To pray or not to pray for Uganda

What you need to know:

  • Sober Christians. They are satisfied that the prayers for their leaders and their country in their established liturgical forms, and in their private prayers at home, are sufficient to nudge the conscience of the nation. But they acknowledge that religious worship is not an alternative to politics; nor even (in demonstrable reality) a cure of bad governance.

One idle idea that is frequently repeated goes like this: If thousands of Ugandans converged at an agreed spacious venue – say, Kololo Airstrip – and they prayed for the country, Uganda would be redeemed.

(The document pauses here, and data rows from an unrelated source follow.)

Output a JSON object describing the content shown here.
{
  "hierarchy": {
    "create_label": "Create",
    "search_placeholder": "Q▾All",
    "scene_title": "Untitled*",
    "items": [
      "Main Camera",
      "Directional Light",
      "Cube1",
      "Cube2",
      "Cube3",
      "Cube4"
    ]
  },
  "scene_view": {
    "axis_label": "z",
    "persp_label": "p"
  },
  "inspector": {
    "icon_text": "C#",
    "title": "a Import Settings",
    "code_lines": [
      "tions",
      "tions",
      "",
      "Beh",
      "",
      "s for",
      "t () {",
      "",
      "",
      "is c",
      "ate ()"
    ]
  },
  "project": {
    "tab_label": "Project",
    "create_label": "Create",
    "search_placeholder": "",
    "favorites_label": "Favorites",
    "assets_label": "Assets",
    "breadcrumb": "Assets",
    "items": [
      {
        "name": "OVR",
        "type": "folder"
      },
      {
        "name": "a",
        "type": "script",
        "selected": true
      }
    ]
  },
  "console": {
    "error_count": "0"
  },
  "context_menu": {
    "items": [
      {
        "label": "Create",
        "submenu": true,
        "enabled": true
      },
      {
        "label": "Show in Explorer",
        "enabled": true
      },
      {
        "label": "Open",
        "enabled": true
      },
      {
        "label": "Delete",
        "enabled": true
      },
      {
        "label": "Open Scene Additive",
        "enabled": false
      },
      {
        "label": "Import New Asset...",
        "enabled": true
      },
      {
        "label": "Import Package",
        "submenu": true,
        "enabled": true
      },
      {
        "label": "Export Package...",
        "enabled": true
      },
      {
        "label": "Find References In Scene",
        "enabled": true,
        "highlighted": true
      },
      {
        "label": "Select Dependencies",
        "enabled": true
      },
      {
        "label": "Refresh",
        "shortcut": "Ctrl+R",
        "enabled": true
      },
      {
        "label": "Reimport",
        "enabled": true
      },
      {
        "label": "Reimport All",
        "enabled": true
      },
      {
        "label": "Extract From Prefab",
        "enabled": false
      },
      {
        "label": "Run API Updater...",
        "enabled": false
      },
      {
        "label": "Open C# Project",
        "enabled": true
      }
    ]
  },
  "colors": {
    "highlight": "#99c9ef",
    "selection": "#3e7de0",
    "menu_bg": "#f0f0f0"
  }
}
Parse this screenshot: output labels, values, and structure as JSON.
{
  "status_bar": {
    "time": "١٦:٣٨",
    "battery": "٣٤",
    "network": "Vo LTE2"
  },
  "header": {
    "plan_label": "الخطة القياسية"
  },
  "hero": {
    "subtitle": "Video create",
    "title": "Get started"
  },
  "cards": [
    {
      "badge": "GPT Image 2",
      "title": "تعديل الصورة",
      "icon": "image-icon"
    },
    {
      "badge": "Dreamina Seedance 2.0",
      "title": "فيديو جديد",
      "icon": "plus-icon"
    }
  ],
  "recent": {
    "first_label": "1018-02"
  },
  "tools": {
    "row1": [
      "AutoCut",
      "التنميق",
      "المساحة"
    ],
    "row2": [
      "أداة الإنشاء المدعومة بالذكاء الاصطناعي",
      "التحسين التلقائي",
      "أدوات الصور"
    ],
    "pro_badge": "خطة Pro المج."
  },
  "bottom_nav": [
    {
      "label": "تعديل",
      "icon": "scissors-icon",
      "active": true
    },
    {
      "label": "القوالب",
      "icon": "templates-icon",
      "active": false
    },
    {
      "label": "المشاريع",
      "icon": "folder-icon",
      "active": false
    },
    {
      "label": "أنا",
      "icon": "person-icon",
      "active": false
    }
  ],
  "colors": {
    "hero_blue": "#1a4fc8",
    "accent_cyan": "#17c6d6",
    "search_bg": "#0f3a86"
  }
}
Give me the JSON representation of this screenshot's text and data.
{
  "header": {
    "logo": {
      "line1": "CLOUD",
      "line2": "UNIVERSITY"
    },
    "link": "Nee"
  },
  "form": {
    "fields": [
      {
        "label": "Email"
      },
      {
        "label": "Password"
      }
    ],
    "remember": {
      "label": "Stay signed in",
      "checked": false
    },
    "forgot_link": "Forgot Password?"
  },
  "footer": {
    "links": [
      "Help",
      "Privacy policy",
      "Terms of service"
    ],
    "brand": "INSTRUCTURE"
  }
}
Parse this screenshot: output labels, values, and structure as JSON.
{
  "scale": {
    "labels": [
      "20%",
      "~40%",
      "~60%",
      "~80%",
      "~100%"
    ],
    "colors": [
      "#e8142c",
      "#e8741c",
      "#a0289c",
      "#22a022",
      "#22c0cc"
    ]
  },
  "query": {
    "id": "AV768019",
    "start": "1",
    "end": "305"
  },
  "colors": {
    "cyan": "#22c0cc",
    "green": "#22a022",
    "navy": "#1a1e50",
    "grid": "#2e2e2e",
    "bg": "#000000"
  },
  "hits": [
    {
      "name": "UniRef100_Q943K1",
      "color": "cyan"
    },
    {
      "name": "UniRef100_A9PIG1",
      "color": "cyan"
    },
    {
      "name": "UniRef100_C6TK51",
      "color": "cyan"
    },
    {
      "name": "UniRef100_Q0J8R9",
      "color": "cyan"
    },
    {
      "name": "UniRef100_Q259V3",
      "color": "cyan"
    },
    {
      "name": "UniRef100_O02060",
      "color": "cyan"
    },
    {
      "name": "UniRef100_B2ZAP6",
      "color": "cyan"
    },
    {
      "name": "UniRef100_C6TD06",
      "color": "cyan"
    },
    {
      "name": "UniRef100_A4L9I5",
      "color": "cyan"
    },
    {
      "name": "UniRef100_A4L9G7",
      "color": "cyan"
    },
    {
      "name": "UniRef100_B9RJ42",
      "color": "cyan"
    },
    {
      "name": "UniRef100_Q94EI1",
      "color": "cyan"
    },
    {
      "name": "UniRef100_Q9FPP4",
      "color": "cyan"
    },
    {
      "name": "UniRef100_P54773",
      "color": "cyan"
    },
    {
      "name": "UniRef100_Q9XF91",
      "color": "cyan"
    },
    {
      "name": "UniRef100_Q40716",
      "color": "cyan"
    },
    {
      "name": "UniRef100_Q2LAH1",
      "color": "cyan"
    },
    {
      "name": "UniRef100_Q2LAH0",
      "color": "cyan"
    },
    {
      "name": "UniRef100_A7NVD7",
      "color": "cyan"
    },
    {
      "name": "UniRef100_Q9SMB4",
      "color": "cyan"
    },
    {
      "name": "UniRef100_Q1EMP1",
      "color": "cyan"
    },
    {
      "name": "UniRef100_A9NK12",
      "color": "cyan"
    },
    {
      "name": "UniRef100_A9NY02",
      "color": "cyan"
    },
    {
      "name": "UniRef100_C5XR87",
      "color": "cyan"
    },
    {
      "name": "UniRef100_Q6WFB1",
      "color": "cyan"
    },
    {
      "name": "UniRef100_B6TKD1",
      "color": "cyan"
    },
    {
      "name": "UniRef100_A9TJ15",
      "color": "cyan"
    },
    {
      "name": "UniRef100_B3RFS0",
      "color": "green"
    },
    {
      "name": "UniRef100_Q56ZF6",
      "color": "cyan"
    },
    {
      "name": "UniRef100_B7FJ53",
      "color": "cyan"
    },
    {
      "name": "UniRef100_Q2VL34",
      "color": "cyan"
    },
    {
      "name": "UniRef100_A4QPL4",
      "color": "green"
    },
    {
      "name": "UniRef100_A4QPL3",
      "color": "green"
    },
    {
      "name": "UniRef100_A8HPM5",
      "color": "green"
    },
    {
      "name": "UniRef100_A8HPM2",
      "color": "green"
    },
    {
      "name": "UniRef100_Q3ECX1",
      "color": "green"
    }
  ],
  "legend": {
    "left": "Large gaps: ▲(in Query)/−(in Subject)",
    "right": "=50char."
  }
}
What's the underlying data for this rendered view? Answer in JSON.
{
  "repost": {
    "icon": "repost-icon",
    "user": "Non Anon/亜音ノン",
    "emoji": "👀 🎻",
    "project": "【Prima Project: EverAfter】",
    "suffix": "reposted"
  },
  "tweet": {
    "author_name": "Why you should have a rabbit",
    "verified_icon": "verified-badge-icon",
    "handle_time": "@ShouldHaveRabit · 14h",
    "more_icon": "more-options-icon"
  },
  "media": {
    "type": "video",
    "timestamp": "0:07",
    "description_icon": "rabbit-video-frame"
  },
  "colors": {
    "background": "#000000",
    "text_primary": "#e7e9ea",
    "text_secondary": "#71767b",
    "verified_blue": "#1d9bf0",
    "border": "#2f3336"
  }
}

It is an idle thought; for except (maybe) in biblical folklore, there is no nation that was redeemed by one exhibition of mass prayers.

Biblical folklore is of course an ancient version of fake news. That is why you do not hear serious religious organisations or serious religious thinkers advocating mass prayers as a credible practical solution to the major crises that are faced by nations in our times.

The people obsessed with the idea of mass prayers are the usual suspects; our spiritual quacks masquerading as prophets, seeking another few minutes of fame; the glorified appearance of being relevant; the media coverage. And because this is a vampire state, perhaps material benefit as well. You cannot design and stage such a mega event in today’s Uganda without including conduits for financial haemorrhage. God does not drink the ‘blood’ of nations. Those who masquerade as his prophets do.

Paradoxically, it is possible that the idea of turning large public spaces into places of hysterical mob religious experience has a Bacchic reference; the pagan festivals of Bacchus, the Greek and Roman god of wine. But now without the wine. Instead, the ‘drunken’ state is induced by amplified music, repetitive psychedelic sound effects and other manipulative devices mastered by the priest-figure.

Like Bacchus, God supposedly responds to the riotous emotional state of a sprawling mob more readily than to the meditative state of a composed congregation in a restricted space.

When talking on Impact FM radio, Pastor Joseph Serwadda often argues that his God is not the same deity as Allah. He is right. Christian and Islamic theologians identify their (biblical) God and (Koranic) Allah as the same deity. It is the Pentecostal (or at least Serwadda’s) God who is alien, pagan and divisive.
Sober Christians and sober Muslims generally believe that their Creator ‘works’ quietly through subtle effects on the conscience. He cannot be pushed. He cannot be manipulated by ad hoc theatrics to deliver miracles, whether on the personal or the national scale.

They are satisfied that the prayers for their leaders and their country in their established liturgical forms, and in their private prayers at home, are sufficient to nudge the conscience of the nation.
But they acknowledge that religious worship is not an alternative to politics; nor even (in demonstrable reality) a cure of bad governance. They know that running a country is ultimately a human enterprise.

When Mr Serwadda, a self-confessed non-democrat, calls for a special mega prayer event, as he did again last Sunday, it may irritate the ruling clique by implying that the regime has failed the citizens; but the regime could at the same time buy into the call, because a theocentric interpretation of governance shifts much of the responsibility from the shoulders of the rulers to the power and will of the (Pentecostal) God; and, perhaps, to the evil and stubbornness of the (Pentecostal) Devil.

In short, if we have a vampire state that is not afraid of sliding into fascism, blame whoever is God; or whoever is the Devil; or both; but not the prayerful rulers.

A gullible populace can very easily be led to fake altars, if they are big and showbiz-like enough. And it is not surprising; failing regimes have embraced stranger allies than men and women wielding their Bibles.

Mr Tacca is a novelist, socio-political commentator.